Donc laissez-moi vous demander : pour qui est vraiment cette “démocratie“ ? Est-ce que le suffrage universel sera étendu aux travailleurs étrangers d’Indonésie, des Philippines, du Népal, de Thaïlande et du Bangladesh qui constituent 10% de la main-d’œuvre de l’île ? Quand Leung Chun-ying sera chassé en tant que président de la ville, est-ce qu’il sera mis fin à la “règle domestique“ et à la “règle des deux semaines“3 qui contraignent les femmes migrantes à vivre dans un état d’esclavage validé par l’Etat ? Quand Hong-Kong atteindra la « vraie démocratie », est-ce que justice sera rendue pour Erwania, une domestique de 23 ans qui a été découverte il y a tout juste un an vivant dans une cage et torturée par ses patrons ? Quand les travailleurs migrants doivent garder le silence face à la montée des abus verbaux, physiques, sexuels de la part d’employeurs avec lesquels ils doivent vivre dans la peur d’une expulsion imminente, comment peut-on parler de démocratie ?
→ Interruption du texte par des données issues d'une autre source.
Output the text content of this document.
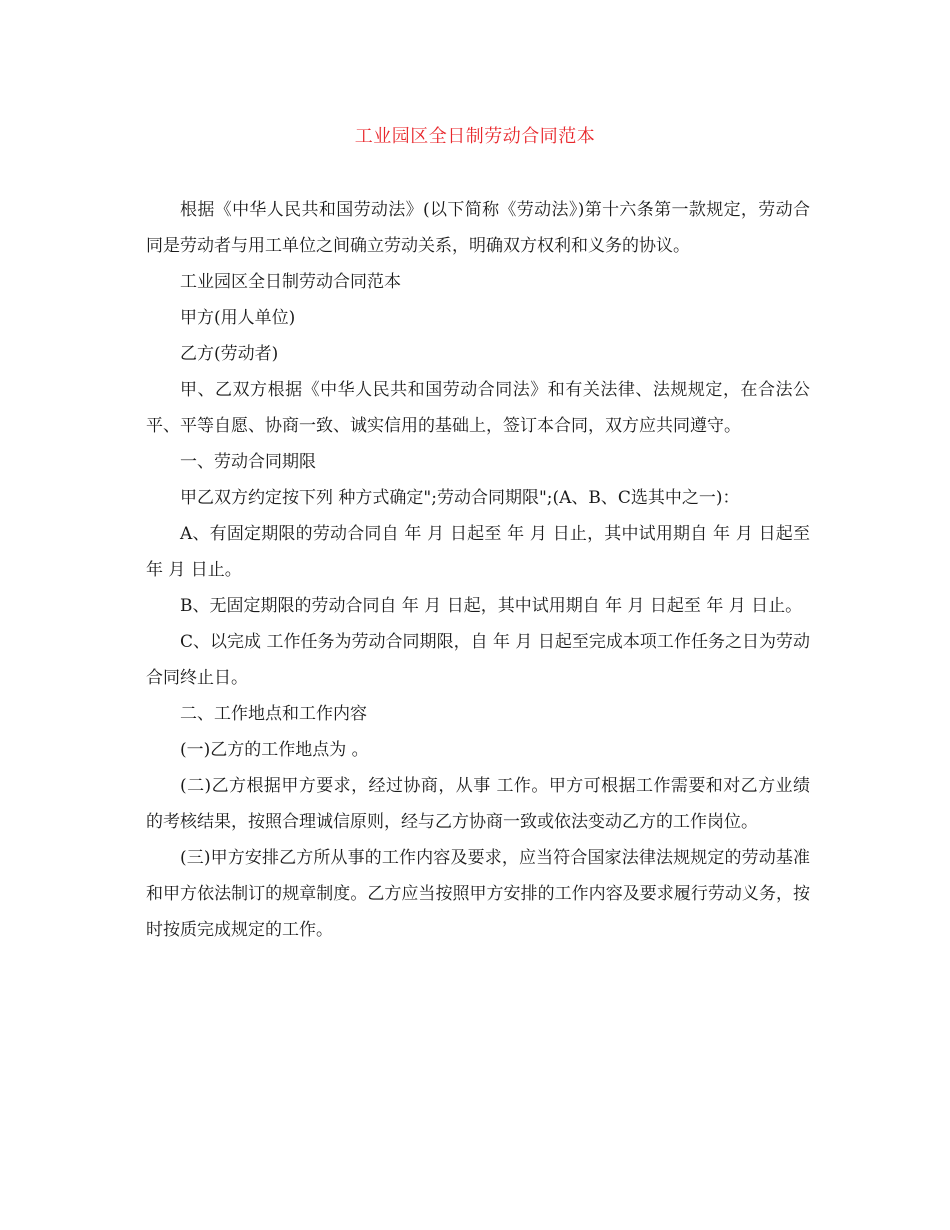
工业园区全日制劳动合同范本

根据《中华人民共和国劳动法》(以下简称《劳动法》)第十六条第一款规定，劳动合同是劳动者与用工单位之间确立劳动关系，明确双方权利和义务的协议。

工业园区全日制劳动合同范本

甲方(用人单位)

乙方(劳动者)

甲、乙双方根据《中华人民共和国劳动合同法》和有关法律、法规规定，在合法公平、平等自愿、协商一致、诚实信用的基础上，签订本合同，双方应共同遵守。

一、劳动合同期限

甲乙双方约定按下列 种方式确定";劳动合同期限";(A、B、C选其中之一)：

A、有固定期限的劳动合同自 年 月 日起至 年 月 日止，其中试用期自 年 月 日起至 年 月 日止。

B、无固定期限的劳动合同自 年 月 日起，其中试用期自 年 月 日起至 年 月 日止。

C、以完成 工作任务为劳动合同期限，自 年 月 日起至完成本项工作任务之日为劳动合同终止日。

二、工作地点和工作内容

(一)乙方的工作地点为 。

(二)乙方根据甲方要求，经过协商，从事 工作。甲方可根据工作需要和对乙方业绩的考核结果，按照合理诚信原则，经与乙方协商一致或依法变动乙方的工作岗位。

(三)甲方安排乙方所从事的工作内容及要求，应当符合国家法律法规规定的劳动基准和甲方依法制订的规章制度。乙方应当按照甲方安排的工作内容及要求履行劳动义务，按时按质完成规定的工作。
Il est urgent que vous vous demandiez : qu’est-ce qui est en jeu dans le soi-disant mouvement pro-démocratie de Hong-Kong, et qui est-ce que représente Occupy Central ? Est-ce que le suffrage universel pour Hong-Kong signifie juste le suffrage universel pour la classe moyenne des “chinois de Hong-Kong“ ? Je suis convaincu que la démocratie est en faillite sans justice et dignité pour tout le monde. »

*Toutes les notes sont des traducteurs.

1 No One is Illegal est une organisation Canadienne, voici sa présentation : « La campagne Personne n’est illégal fait partie d’un mouvement mondial de résistance et de lutte collective pour l’autodétermination des personnes migrantes et des peuples autochtones. Nous luttons afin de faire partie du mouvement de résistance qui grandit à l’intérieur des murs de la Forteresse Amérique du Nord. Nous reconnaissons que les luttes pour l’autodétermination et la libre circulation des peuples contre l’exploitation coloniale sont menées par les communautés qui combattent depuis les lignes de front. La campagne Personne n’est illégal, à titre de participante et d’alliée, appuie concrètement ces luttes. Ce faisant, nous cherchons à contribuer au développement d’un mouvement global pour la justice et la dignité, tout en tissant des liens entre les communautés en résistance dans nos régions et partout dans le monde. ». www.facebook.com/NoOneIsIllegalMontreal

2 Fonds d’investissement à vocation spéculative. Ce sont des fonds au cœur des mécanismes destructeurs de la finance actuelle, qui brassent des milliards de dollars pour le profit de quelques uns.

3 Selon la loi Hongkongaise, les travailleurs/euses domestiques étranger-e-s doivent vivre avec leurs employeurs, et si ils ou elles sont viré-e-s ou démissionnent, ils/elles ont deux semaines pour retrouver un contrat, sinon ils/elles sont expulsé-e-s du pays.